Sex! I've been thinking about my post from yesterday and the whole nature of celebrity in our culture and crushes on celebrities and just how it is that everyone, even my ex-husband, who was so tuned out of popular culture that I referred to him more than once as the Iceman, has at least one celebrity crush. (Chrissie Hynde.) Often these begin in adolescence and never quite go away (my love for Nicolas Cage began with Valley Girl and has somehow managed to survive Ghost Rider (eeeeyaaargh!) and those unbelievably terrible National Treasure movies.) I theorize that the whole idea of the crush began with the romantics - didn't everyone in 1830 have a tremendous crush on Byron? - but I wonder idly if maybe they are even older and then I wonder what need it is that they fulfill.

And then I think it must be awkward to be the recipient of a crush - I have actually myself been this and it is kind of awkward. Flattering, but awkward, because you just sort of never know what to do. Does Johnny Depp feel weird about all the women in the world - me included - who dream about him? I remember once running into Richard Butler from the Psychedelic Furs at a bar in NYC with my old boyfriend. He was beside himself with one of those heterosexual man crushes: he really liked the Furs. "I just want to say one thing to him," he said to me, "Do you know how many times I've had sex to the sound of your voice?"

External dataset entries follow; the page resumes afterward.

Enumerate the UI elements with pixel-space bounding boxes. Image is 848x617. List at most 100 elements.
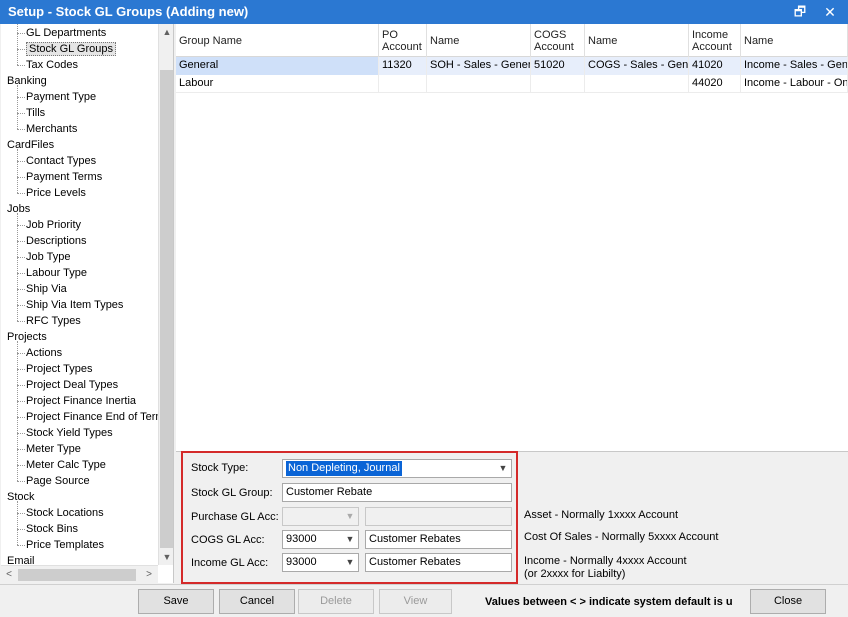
column-header[interactable]: PO Account (379, 24, 427, 57)
scroll-down-icon[interactable]: ▼ (159, 549, 173, 565)
window-title: Setup - Stock GL Groups (Adding new) (8, 4, 249, 19)
tree-connector (17, 177, 25, 178)
tree-connector (17, 113, 25, 114)
tree-category[interactable]: Email (7, 553, 35, 565)
stock-type-value: Non Depleting, Journal (286, 461, 402, 476)
cancel-button[interactable]: Cancel (219, 589, 295, 614)
tree-item[interactable]: Tills (26, 105, 45, 121)
tree-item[interactable]: Merchants (26, 121, 77, 137)
chevron-down-icon[interactable]: ▼ (342, 531, 358, 548)
tree-item[interactable]: Meter Calc Type (26, 457, 106, 473)
scroll-up-icon[interactable]: ▲ (159, 24, 173, 40)
tree-item[interactable]: GL Departments (26, 25, 106, 41)
cogs-gl-code-select[interactable]: 93000 ▼ (282, 530, 359, 549)
tree-vertical-scrollbar[interactable]: ▲ ▼ (158, 24, 173, 565)
column-header[interactable]: Group Name (176, 24, 379, 57)
tree-category[interactable]: Banking (7, 73, 47, 89)
tree-item[interactable]: Project Finance End of Term (26, 409, 159, 425)
tree-item-label: Project Types (26, 363, 93, 375)
table-cell[interactable]: 51020 (531, 57, 585, 75)
table-cell[interactable]: 41020 (689, 57, 741, 75)
chevron-down-icon[interactable]: ▼ (342, 508, 358, 525)
tree-item[interactable]: Labour Type (26, 265, 87, 281)
tree-item[interactable]: Ship Via (26, 281, 67, 297)
column-header[interactable]: Name (427, 24, 531, 57)
close-window-icon[interactable]: ✕ (819, 2, 841, 22)
table-cell[interactable] (531, 75, 585, 93)
tree-item[interactable]: Job Priority (26, 217, 81, 233)
tree-item[interactable]: Contact Types (26, 153, 96, 169)
column-header[interactable]: Income Account (689, 24, 741, 57)
tree-connector (17, 65, 25, 66)
scrollbar-thumb[interactable] (160, 70, 173, 548)
table-cell[interactable]: Labour (176, 75, 379, 93)
table-row[interactable]: Labour 44020Income - Labour - On Site (176, 75, 848, 93)
tree-item[interactable]: RFC Types (26, 313, 81, 329)
close-button[interactable]: Close (750, 589, 826, 614)
income-gl-name-input[interactable]: Customer Rebates (365, 553, 512, 572)
table-cell[interactable]: General (176, 57, 379, 75)
stock-gl-group-input[interactable]: Customer Rebate (282, 483, 512, 502)
tree-item-label: Banking (7, 75, 47, 87)
table-cell[interactable] (379, 75, 427, 93)
tree-item[interactable]: Page Source (26, 473, 90, 489)
table-cell[interactable]: Income - Sales - General (741, 57, 848, 75)
tree-item[interactable]: Actions (26, 345, 62, 361)
restore-window-icon[interactable]: 🗗 (789, 2, 811, 22)
delete-button[interactable]: Delete (298, 589, 374, 614)
table-cell[interactable]: Income - Labour - On Site (741, 75, 848, 93)
tree-horizontal-scrollbar[interactable]: < > (1, 565, 158, 583)
table-cell[interactable]: 11320 (379, 57, 427, 75)
tree-connector (17, 129, 25, 130)
tree-category[interactable]: CardFiles (7, 137, 54, 153)
table-cell[interactable] (427, 75, 531, 93)
tree-category[interactable]: Stock (7, 489, 35, 505)
tree-item-label: Price Levels (26, 187, 86, 199)
tree-item-label: Meter Calc Type (26, 459, 106, 471)
column-header[interactable]: COGS Account (531, 24, 585, 57)
tree-item[interactable]: Tax Codes (26, 57, 78, 73)
tree-item[interactable]: Price Templates (26, 537, 104, 553)
tree-item[interactable]: Stock GL Groups (26, 41, 116, 57)
tree-category[interactable]: Jobs (7, 201, 30, 217)
view-button[interactable]: View (379, 589, 452, 614)
stock-type-select[interactable]: Non Depleting, Journal ▼ (282, 459, 512, 478)
tree-item[interactable]: Payment Type (26, 89, 96, 105)
tree-item[interactable]: Project Types (26, 361, 92, 377)
tree-item[interactable]: Job Type (26, 249, 70, 265)
tree-item[interactable]: Stock Yield Types (26, 425, 113, 441)
tree-item[interactable]: Project Finance Inertia (26, 393, 136, 409)
table-cell[interactable]: COGS - Sales - General (585, 57, 689, 75)
tree-item-label: Stock Bins (26, 523, 78, 535)
scrollbar-thumb[interactable] (18, 569, 136, 581)
cogs-gl-name-input[interactable]: Customer Rebates (365, 530, 512, 549)
tree-item-label: Projects (7, 331, 47, 343)
table-cell[interactable] (585, 75, 689, 93)
purchase-gl-code-select[interactable]: ▼ (282, 507, 359, 526)
column-header[interactable]: Name (585, 24, 689, 57)
tree-item[interactable]: Meter Type (26, 441, 81, 457)
income-gl-code-select[interactable]: 93000 ▼ (282, 553, 359, 572)
asset-hint: Asset - Normally 1xxxx Account (524, 509, 679, 521)
tree-item[interactable]: Payment Terms (26, 169, 102, 185)
tree-connector (17, 33, 25, 34)
tree-item[interactable]: Stock Bins (26, 521, 78, 537)
tree-item[interactable]: Price Levels (26, 185, 86, 201)
tree-item[interactable]: Stock Locations (26, 505, 104, 521)
cogs-gl-code-value: 93000 (286, 533, 317, 545)
chevron-down-icon[interactable]: ▼ (495, 460, 511, 477)
save-button[interactable]: Save (138, 589, 214, 614)
purchase-gl-name-input[interactable] (365, 507, 512, 526)
scroll-right-icon[interactable]: > (141, 567, 157, 583)
column-header[interactable]: Name (741, 24, 848, 57)
scroll-left-icon[interactable]: < (1, 567, 17, 583)
tree-category[interactable]: Projects (7, 329, 47, 345)
tree-item[interactable]: Project Deal Types (26, 377, 118, 393)
tree-item[interactable]: Descriptions (26, 233, 87, 249)
table-cell[interactable]: 44020 (689, 75, 741, 93)
table-cell[interactable]: SOH - Sales - General (427, 57, 531, 75)
chevron-down-icon[interactable]: ▼ (342, 554, 358, 571)
table-row[interactable]: General 11320 SOH - Sales - General 51020 CO… (176, 57, 848, 75)
tree-item[interactable]: Ship Via Item Types (26, 297, 123, 313)
tree-item-label: Stock GL Groups (26, 42, 116, 56)
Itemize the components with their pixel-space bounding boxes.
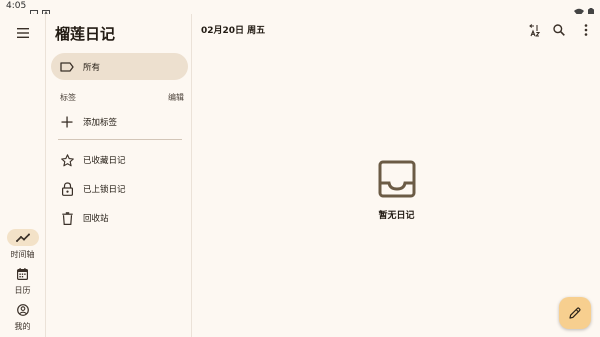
trash-icon [59, 210, 75, 226]
rail-item-calendar[interactable]: 日历 [0, 265, 45, 296]
search-icon [553, 24, 565, 36]
current-date[interactable]: 02月20日 周五 [201, 23, 265, 36]
drawer-item-add-tag[interactable]: 添加标签 [51, 108, 188, 135]
drawer-item-all[interactable]: 所有 [51, 53, 188, 80]
plus-icon [59, 114, 75, 130]
navigation-rail: 时间轴 日历 我的 [0, 14, 45, 337]
more-options-button[interactable] [578, 22, 594, 38]
rail-label-account: 我的 [14, 322, 31, 331]
status-bar: 4:05 [0, 0, 600, 18]
rail-item-account[interactable]: 我的 [0, 301, 45, 332]
calendar-icon [17, 267, 28, 280]
drawer-item-starred[interactable]: 已收藏日记 [51, 146, 188, 173]
app-screen: 4:05 时间轴 日历 我的 榴莲日记 所有 标签 编辑 添加标签 已收藏日记 … [0, 0, 600, 337]
navigation-drawer: 榴莲日记 所有 标签 编辑 添加标签 已收藏日记 已上锁日记 回收站 [45, 14, 192, 337]
rail-pill-account [7, 301, 39, 318]
sort-button[interactable] [526, 22, 542, 38]
drawer-item-locked[interactable]: 已上锁日记 [51, 175, 188, 202]
inbox-icon [378, 160, 415, 198]
empty-state-label: 暂无日记 [378, 211, 415, 221]
label-tag-icon [59, 59, 75, 75]
status-time: 4:05 [6, 1, 27, 11]
new-entry-fab[interactable] [559, 297, 591, 329]
rail-label-timeline: 时间轴 [10, 250, 35, 259]
account-icon [16, 303, 29, 316]
empty-state: 暂无日记 [193, 160, 600, 221]
hamburger-menu-icon [17, 28, 29, 38]
rail-pill-calendar [7, 265, 39, 282]
search-button[interactable] [551, 22, 567, 38]
drawer-item-all-label: 所有 [83, 62, 101, 73]
tags-header: 标签 [60, 93, 76, 102]
app-title: 榴莲日记 [55, 25, 116, 43]
drawer-item-trash[interactable]: 回收站 [51, 204, 188, 231]
rail-label-calendar: 日历 [14, 286, 31, 295]
timeline-icon [15, 233, 30, 242]
sort-icon [528, 23, 540, 37]
drawer-item-starred-label: 已收藏日记 [83, 155, 126, 166]
edit-tags-button[interactable]: 编辑 [168, 92, 184, 103]
drawer-divider [58, 139, 182, 140]
star-outline-icon [59, 152, 75, 168]
drawer-item-trash-label: 回收站 [83, 213, 109, 224]
main-content: 02月20日 周五 暂无日记 [193, 14, 600, 337]
drawer-item-locked-label: 已上锁日记 [83, 184, 126, 195]
rail-active-indicator [6, 229, 39, 246]
more-vert-icon [584, 24, 588, 36]
tags-section-header: 标签 编辑 [60, 92, 184, 103]
rail-item-timeline[interactable]: 时间轴 [0, 229, 45, 260]
drawer-item-add-tag-label: 添加标签 [83, 117, 118, 128]
pencil-icon [569, 307, 581, 319]
menu-button[interactable] [13, 25, 33, 41]
lock-icon [59, 181, 75, 197]
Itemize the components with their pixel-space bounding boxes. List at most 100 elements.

It's kind of a strange commentary on our brains, I think, that we create these perfect people in our heads, based on how they look in (heavily edited) photos and on our TV screens and then fix on them as if they were really our friends or lovers. They're just people but somehow, in our celebrity obsessed culture, they seem like more. Maybe we are god deprived and need Olympians to gawk at. Maybe we just like to gawk. Gods know I do and I know and care less about celebrities than anyone I know - except my ex-husband.

Kurt Vonnegut wrote in some book or another - I am heavily paraphrasing from memory, here, being too lazy to look any of it up - that the problem with the world was that people had moved beyond living in small villages. People need storytellers, he said, and painters and poets and musicians and, I will add, photographers and film makers and, oh I don't know, theremin players. Enough of each of these people are born to fulfill the needs of a village, but unfortunately, we all want the same ones, and, like the Highlander, only one can survive and make it to the top. Well, by one I mean thousands, given the population of the planet, but it's still far less than the one to twenty or so ratio that Kurt was suggesting. He felt that this made the village artist types who never got to the top exactly unhappy and I think he's right. We look beyond the local for our fantasies when instead perhaps we should look around the neighborhood and to reality. Or not. I have no idea where I'm going with this, by the way, is that apparent yet?

Therefore, I leave you with this summing up: Raclettes, yes! Corduroy, yes! Johnny Depp, yes! Recent Nic Cage movies, no!